Vemos en estos días de desescalada que las medidas de confinamiento por la Covid-19 revientan por sus costuras pese a las advertencias de prudencia de las autoridades sanitarias, que no gozan ya de la credibilidad de los inicios de la crisis. Vemos cómo tras el silencio mustio y los recuentos diarios de muertos, que pasan ya de los 25.000 (como mínimo), la vida vuelve a bullir en las calles, los corrillos vuelven a juntarse, las parejas se besan, los cuerpos se desnudan en las playas y los altavoces bluetooth hacen retumbar la música de las esquinas.
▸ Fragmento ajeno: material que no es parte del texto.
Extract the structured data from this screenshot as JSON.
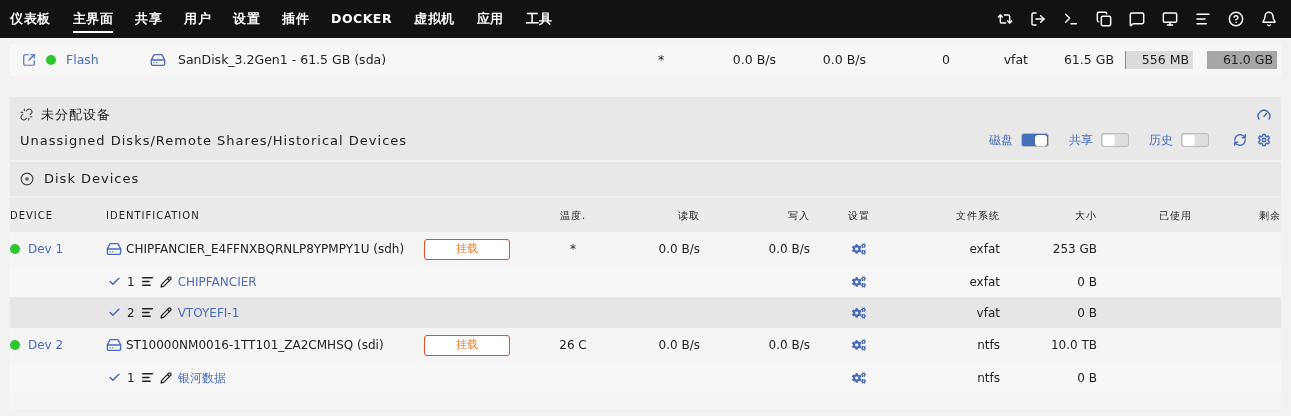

Los trenes de la RENFE accionan sus bocinas ruidosas al llegar a los andenes y las motos has quitado de nuevo sus silenciadores para ensordar los vecindarios. Escenas que se repiten por toda Europa y Estados Unidos en un ambiente de efervescencia que recuerda mucho al vivido justo ahora hace un siglo. La historia se repite porque somos animales de costumbres. O animales a secas.
Si retrocedemos en el calendario, vemos que en 1920 ha estallado la paz. Europa y América bailan foxtrot y charleston sobre los 10 millones de muertos de la I Guerra mundial finalizada 13 meses antes. Hay una alegría ruidosa para celebrar con urgencia los nuevos tiempos, tratando que los decibelios del jazz y los salones de baile abarrotados apaguen el eco de la tragedia. Son años en que se reactiva la economía tras el parón bélico y es una época llena de descubrimientos: las maquinas sumadoras –abuelas de nuestras calculadoras, que serán en origen las primeras computadoras-, el cine sonoro, la penicilina… los usos de la electricidad traen innovaciones como el secador de pelo y los automóviles han devuelto a los caballos a los establos. Europa vuela, incluso físicamente: aquellos biplanos usados en la guerra se reconvierten en aviones del correo aéreo que surcan los cielos y el escritor Antoine de Saint-Exupery se sube en un Breguet XIV y lleva sacas de cartas y escribe sus poéticas narraciones, todo a la vez. La vida se vive muy intensamente.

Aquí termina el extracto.